Bardella, credited with helping the RN clean up its extremist image, has urged voters to give the eurosceptic party an outright majority to allow it to implement its anti-immigration, law-and-order programme.

“Seven long years of Macronism has weakened the country,” he said, vowing to boost purchasing power, ‘restore order’ and change the law to make it easier to deport foreigners convicted of crimes.

He reiterated plans to tighten borders and make it harder for foreigners born on French soil to gain citizenship.

“It’s been 30 years the French have not been listened to on this subject,” he said.

Bardella added that the RN would focus on ‘realistic’ measures to curb inflation, primarily by cutting energy taxes.

He also promised a disciplinary ‘big bang’ in schools, including a ban on mobile phones and trialling the introduction of school uniforms, a proposal previously put forward by Macron.

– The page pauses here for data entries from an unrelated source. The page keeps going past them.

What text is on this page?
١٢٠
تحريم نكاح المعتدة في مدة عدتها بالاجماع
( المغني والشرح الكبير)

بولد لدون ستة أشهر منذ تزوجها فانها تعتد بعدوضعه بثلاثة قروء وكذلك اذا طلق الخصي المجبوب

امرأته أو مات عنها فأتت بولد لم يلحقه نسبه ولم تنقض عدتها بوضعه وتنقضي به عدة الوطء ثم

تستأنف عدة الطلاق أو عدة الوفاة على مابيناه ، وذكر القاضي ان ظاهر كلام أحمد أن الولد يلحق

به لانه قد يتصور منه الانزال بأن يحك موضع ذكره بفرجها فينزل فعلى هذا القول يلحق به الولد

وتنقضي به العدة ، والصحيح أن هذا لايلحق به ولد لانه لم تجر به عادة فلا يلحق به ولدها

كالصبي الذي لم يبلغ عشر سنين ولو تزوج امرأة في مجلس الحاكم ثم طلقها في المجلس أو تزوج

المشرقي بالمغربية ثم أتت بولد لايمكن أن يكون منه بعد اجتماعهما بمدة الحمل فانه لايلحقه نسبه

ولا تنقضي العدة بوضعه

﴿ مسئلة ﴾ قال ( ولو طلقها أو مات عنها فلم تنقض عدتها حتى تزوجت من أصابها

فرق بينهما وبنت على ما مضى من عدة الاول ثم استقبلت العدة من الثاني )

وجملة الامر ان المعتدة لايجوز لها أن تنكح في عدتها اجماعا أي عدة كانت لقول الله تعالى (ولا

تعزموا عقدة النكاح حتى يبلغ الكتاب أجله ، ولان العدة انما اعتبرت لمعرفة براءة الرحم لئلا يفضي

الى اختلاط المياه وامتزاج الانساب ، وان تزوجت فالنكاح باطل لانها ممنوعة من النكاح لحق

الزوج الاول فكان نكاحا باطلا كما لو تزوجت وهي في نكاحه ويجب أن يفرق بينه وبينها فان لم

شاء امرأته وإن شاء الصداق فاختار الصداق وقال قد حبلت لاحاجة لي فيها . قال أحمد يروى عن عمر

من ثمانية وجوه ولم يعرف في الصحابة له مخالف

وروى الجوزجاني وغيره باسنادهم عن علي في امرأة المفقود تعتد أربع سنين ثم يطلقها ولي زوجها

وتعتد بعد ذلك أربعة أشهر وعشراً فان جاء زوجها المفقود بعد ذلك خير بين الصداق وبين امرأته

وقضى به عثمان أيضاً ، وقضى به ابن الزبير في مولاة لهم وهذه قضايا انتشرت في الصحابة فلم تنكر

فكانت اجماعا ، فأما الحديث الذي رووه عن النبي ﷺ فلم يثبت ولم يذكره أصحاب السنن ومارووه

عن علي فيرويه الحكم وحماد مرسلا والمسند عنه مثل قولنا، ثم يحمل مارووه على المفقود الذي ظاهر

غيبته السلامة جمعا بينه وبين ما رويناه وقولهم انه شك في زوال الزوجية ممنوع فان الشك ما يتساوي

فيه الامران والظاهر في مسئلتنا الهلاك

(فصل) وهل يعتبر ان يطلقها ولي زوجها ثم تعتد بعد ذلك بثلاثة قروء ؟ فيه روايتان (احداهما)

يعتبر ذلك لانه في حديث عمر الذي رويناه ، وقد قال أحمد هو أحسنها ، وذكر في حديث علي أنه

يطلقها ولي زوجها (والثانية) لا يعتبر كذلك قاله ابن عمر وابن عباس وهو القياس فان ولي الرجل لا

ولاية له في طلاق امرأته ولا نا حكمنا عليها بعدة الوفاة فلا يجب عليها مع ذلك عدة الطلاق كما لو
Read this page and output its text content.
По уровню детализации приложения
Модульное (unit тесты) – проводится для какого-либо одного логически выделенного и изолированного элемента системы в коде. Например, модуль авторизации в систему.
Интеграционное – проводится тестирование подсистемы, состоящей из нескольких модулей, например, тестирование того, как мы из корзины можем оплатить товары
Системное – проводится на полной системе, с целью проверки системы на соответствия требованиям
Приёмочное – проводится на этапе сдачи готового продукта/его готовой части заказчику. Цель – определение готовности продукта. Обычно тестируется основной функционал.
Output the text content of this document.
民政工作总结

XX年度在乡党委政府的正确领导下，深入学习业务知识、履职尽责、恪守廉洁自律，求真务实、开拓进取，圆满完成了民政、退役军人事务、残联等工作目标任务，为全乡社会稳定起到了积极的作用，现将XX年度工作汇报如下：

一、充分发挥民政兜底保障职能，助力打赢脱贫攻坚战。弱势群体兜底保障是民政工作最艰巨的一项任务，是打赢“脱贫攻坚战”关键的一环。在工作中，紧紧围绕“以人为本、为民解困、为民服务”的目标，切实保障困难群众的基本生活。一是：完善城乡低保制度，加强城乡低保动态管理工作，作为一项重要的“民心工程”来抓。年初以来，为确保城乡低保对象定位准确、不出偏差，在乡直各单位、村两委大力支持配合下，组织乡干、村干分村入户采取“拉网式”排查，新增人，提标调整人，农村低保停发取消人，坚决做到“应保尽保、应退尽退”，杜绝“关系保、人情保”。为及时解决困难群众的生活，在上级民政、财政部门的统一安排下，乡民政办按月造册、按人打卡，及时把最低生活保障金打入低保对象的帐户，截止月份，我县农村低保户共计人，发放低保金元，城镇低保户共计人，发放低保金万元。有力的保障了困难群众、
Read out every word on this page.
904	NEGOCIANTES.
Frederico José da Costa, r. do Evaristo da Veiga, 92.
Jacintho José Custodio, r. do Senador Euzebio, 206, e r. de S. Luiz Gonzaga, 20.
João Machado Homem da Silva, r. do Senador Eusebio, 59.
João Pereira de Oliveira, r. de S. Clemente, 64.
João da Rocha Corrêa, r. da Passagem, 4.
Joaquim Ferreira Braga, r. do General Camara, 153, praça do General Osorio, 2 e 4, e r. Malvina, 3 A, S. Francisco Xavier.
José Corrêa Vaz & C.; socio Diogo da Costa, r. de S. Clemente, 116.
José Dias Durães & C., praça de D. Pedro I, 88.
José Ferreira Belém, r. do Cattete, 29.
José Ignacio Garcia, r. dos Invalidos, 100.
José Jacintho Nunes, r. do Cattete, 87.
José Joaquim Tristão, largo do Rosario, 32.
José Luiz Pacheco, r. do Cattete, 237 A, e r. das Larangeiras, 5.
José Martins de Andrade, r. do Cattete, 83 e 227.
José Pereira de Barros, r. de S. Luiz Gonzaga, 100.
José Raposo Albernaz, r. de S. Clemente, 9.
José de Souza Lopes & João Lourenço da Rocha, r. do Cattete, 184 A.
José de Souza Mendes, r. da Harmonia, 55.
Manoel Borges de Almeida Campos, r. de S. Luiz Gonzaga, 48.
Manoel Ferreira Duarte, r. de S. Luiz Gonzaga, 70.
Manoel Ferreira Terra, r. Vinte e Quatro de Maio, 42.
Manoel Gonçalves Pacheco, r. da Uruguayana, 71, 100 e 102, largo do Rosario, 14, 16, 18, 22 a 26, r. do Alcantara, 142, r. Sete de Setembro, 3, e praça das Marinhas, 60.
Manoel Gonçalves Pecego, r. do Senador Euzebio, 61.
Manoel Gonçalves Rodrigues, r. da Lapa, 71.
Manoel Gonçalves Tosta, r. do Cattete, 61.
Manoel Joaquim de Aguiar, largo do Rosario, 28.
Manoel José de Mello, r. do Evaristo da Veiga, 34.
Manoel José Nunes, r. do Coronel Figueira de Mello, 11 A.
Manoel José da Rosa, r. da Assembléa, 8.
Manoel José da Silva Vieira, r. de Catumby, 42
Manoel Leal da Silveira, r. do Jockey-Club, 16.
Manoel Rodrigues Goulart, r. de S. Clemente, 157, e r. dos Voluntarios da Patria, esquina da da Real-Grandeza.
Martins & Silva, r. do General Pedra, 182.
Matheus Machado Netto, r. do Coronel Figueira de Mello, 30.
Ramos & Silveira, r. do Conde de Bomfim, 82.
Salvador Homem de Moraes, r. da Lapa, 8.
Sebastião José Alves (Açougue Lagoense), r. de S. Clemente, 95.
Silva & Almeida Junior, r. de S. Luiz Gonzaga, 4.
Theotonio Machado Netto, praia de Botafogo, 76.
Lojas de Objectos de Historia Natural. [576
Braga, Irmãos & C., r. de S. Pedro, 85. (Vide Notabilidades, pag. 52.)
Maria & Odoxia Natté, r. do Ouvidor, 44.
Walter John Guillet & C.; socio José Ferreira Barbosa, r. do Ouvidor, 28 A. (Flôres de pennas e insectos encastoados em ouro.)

On foreign policy, Bardella said the RN opposed sending French troops into Ukraine – as mooted by Macron – but would continue to provide logistical and material support.

He said his party, which had close ties to Russia before its invasion of Ukraine, would be ‘extremely vigilant’ in the face of Moscow’s attempts to interfere in French affairs.

The election is shaping up as a showdown between the RN and the leftist New Popular Front, which is dominated by the hard-left La France Insoumise (LFI).

The New Popular Front has so far refused to publicly declare its candidate for prime minister if it wins, with several key figures urging the polarising LFI leader Jean-Luc Mélenchon to step back.

Bardella claimed the RN, which mainstream parties have in the past united to block, was now the ‘patriotic and republican’ choice faced with what he alleged was the anti-Semitism of Mélenchon’s party.

FLI, which vocally opposes Israel’s war in Gaza and refused to label the October 7th Hamas attacks as ‘terrorism’, strongly denies the charges of anti-Semitism.

In calling an election in just three weeks Macron hoped to trip up his opponents and catch them unprepared.

But analysts have warned the move could backfire spectacularly if the deeply unpopular president is forced to share power with a prime minister from an opposing party.

Marine Le Pen, the RN’s figurehead who is bidding to succeed him as president, has called on him to step aside if he loses control of parliament.

Macron has insisted he will not resign before the end of his second term in 2027 but has vowed to heed voters’ concerns and change course.

“The goal cannot be to just continue as things were,” Macron said in an open letter in French media.

He has urged the French not to make the election a referendum on his leadership, saying it is not, ‘a vote of confidence in the president of the republic’.

On Tuesday, Macron’s prime minister Gabriel Attal will go head-to-head with Bardella in a TV debate.